When the machines were in the offices they would start crashing after 3 days.
So replacements were sent out, and the original machines would be sent back to the warehouse where they were stored until they could be tested again.
All of the tests came out fine, so they were sent back to the warehouse before being sent out to a different set of customers.
Rinse-And-Repeat for several iterations, before they got serious in trying to trace the problems.
Eventually someone noticed that the machines that were failing had a common element.
They were using +/-10% rated-value resistors.
When they started testing the resistors, they found that ALL of the resistor ratings were either -10% to -5% rated value, or +5% to +10% rated value.
NONE of them were in the centre bands.
That's when they worked out that the resistor manufacturer had been cherry-picking the resistors from the manufacturing process.

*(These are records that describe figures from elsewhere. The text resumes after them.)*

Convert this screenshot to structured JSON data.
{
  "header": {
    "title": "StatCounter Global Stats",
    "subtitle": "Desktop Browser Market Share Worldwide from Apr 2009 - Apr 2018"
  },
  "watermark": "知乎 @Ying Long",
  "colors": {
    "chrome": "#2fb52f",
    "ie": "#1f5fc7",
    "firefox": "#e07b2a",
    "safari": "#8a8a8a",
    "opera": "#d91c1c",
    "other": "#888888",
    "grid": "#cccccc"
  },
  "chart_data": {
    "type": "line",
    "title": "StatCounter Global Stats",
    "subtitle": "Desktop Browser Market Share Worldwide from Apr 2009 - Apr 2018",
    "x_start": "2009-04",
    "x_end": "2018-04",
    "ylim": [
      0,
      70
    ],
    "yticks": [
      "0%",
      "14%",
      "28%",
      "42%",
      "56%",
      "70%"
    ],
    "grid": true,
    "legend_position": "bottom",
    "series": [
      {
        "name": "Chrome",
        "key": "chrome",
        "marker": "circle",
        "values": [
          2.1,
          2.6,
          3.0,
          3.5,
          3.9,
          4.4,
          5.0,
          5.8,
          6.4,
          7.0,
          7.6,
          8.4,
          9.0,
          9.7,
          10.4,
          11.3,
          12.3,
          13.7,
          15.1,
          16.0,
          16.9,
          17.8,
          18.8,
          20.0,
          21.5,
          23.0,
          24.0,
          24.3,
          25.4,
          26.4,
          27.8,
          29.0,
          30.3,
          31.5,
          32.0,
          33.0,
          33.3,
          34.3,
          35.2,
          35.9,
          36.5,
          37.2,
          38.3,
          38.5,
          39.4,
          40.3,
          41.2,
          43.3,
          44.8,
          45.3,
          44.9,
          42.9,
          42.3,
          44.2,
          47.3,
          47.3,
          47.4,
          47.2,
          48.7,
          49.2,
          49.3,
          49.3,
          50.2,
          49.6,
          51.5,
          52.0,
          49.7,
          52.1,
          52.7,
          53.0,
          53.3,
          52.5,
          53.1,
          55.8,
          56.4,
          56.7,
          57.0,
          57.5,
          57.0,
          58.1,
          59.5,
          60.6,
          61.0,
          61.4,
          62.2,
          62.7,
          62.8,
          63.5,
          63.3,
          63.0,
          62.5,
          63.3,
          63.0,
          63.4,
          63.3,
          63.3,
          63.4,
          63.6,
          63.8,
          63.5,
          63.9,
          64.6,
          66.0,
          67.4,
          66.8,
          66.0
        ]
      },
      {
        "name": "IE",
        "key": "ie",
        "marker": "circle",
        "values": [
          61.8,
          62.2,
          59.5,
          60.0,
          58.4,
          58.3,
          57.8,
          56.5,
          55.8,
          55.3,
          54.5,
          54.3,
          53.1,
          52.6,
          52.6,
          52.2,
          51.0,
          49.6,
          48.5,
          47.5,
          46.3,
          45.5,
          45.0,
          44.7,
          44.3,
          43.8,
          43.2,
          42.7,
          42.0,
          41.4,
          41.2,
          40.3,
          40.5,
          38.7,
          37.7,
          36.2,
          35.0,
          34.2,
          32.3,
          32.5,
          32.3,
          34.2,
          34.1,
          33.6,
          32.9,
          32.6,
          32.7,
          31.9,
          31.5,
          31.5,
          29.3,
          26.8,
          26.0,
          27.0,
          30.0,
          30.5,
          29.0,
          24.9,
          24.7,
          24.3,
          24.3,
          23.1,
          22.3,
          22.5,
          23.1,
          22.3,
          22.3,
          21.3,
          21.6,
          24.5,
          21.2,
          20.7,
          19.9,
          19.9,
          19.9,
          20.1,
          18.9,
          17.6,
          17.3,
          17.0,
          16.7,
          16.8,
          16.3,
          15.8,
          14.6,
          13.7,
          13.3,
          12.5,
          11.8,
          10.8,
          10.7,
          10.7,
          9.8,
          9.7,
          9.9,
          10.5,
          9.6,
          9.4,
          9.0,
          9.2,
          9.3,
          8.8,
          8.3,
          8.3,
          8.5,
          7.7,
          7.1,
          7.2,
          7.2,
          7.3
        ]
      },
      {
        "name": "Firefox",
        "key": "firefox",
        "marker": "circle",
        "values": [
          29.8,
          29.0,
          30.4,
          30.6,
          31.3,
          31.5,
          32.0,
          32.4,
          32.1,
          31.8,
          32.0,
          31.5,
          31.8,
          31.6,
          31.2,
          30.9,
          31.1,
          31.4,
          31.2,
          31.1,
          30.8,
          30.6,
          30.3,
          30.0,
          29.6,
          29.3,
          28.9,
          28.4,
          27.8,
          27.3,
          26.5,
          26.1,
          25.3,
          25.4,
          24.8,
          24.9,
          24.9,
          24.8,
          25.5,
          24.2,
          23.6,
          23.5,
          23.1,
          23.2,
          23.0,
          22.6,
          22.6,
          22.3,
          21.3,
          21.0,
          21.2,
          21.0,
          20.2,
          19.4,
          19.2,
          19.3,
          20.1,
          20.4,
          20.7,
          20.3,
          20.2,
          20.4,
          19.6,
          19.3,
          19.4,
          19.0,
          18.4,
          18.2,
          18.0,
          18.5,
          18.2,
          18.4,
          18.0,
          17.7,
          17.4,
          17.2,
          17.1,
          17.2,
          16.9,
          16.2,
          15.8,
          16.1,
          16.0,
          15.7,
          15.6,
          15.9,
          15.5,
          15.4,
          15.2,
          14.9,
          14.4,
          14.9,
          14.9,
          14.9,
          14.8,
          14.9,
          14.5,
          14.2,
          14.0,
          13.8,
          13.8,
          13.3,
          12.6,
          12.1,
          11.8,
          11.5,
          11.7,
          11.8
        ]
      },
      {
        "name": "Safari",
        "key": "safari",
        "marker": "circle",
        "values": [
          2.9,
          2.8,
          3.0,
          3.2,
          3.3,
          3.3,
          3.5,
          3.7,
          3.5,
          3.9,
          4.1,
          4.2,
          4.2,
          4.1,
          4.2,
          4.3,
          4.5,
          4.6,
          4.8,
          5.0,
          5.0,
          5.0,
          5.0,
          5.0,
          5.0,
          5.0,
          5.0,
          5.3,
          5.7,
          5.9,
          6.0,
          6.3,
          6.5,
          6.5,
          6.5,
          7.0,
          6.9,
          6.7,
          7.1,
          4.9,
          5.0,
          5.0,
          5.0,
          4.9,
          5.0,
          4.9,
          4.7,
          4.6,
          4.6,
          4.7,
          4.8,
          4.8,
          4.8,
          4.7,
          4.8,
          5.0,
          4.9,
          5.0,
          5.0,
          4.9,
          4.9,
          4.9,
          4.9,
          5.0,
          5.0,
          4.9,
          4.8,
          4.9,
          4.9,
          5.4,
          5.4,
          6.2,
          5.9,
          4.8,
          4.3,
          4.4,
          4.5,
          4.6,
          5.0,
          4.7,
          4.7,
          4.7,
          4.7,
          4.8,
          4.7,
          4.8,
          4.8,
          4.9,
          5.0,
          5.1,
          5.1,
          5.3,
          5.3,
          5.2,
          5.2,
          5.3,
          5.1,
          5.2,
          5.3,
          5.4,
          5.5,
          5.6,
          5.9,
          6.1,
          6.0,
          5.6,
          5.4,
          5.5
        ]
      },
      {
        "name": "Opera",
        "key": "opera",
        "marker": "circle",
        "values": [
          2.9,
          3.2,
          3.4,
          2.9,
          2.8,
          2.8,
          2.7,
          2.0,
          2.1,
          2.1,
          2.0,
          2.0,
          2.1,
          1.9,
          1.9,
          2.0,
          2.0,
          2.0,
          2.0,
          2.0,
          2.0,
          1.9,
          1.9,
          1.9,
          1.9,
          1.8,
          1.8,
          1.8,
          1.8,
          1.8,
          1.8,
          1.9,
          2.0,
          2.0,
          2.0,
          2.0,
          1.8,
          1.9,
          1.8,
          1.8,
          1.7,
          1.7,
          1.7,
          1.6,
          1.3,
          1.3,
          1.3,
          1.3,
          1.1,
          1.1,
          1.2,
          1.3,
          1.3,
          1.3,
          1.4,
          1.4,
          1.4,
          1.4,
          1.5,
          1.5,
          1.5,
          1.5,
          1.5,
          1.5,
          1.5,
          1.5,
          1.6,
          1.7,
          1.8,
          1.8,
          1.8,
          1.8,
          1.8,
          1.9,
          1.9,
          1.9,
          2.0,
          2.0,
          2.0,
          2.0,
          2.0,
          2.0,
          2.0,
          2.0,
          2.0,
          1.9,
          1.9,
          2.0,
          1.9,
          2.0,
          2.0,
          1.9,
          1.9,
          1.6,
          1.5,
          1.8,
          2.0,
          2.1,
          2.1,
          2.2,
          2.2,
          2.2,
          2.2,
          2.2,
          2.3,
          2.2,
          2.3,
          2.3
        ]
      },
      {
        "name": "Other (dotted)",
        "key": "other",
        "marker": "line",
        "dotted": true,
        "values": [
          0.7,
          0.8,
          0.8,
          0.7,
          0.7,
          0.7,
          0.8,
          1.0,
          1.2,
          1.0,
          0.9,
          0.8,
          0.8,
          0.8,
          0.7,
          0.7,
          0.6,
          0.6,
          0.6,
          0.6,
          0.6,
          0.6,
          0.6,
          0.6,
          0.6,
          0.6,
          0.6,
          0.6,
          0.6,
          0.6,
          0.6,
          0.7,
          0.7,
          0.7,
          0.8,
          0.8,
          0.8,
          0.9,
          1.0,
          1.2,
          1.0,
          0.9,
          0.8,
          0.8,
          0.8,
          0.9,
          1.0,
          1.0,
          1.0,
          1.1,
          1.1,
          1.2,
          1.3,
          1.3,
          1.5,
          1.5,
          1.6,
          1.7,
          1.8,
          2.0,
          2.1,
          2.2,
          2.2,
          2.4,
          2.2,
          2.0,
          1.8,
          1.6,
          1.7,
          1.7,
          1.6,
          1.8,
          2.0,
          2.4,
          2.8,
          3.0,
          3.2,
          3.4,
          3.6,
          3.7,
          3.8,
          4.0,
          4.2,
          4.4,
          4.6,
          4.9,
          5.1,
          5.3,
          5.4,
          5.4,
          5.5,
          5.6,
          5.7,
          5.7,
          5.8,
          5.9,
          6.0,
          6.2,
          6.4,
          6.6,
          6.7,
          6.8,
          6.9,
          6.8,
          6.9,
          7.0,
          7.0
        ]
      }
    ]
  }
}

All of the most accurate resistors went into the +/-0.1% product line, the next batch wen into the =/-2% product line, then +/-5%, and the +/-10% product line that my flatmate came across.
He ordered batches directly from a range of resistor suppliers.
ALL of the resistor manufacturers were doing it.
If you wanted an accurately-specced resistor, you had to buy the most expensive resistors, otherwise your were just having to guess whether the components would work on the circuit boards.
The reason that the PC's were working in the test lab, but not the customer's offices, is that they didn;t get the chance to warm up enough, so that they would fail, as the warehouse was unheated, but the offices were room temperature.
It wouldn't surprise me if the CPU manufacturers were doing the same.
Test the chips and sell the most accurate verrsions at the highest prices, and have a set of band ranges for the rest.
I know that Intel WAS doing this in the early 90's, but changed the way they were doing things after they were sued by some banks that had spent a LOT of money buying the Math-Co-Processors, that failed if you pushed them too far.
Someone at the CPU manufacturer has fired the staff that knew this failure mode, and there's been a corresponding loss of institutional memory.
The CPU manufacturer has been banding the chips to increase their margins by creating differential product lines.
Someone at the computer manufacturer has been trying to improve their margins by buying the cheaper chips.
Someone at Google/FB has been shaving their costs by buying cheaper machines.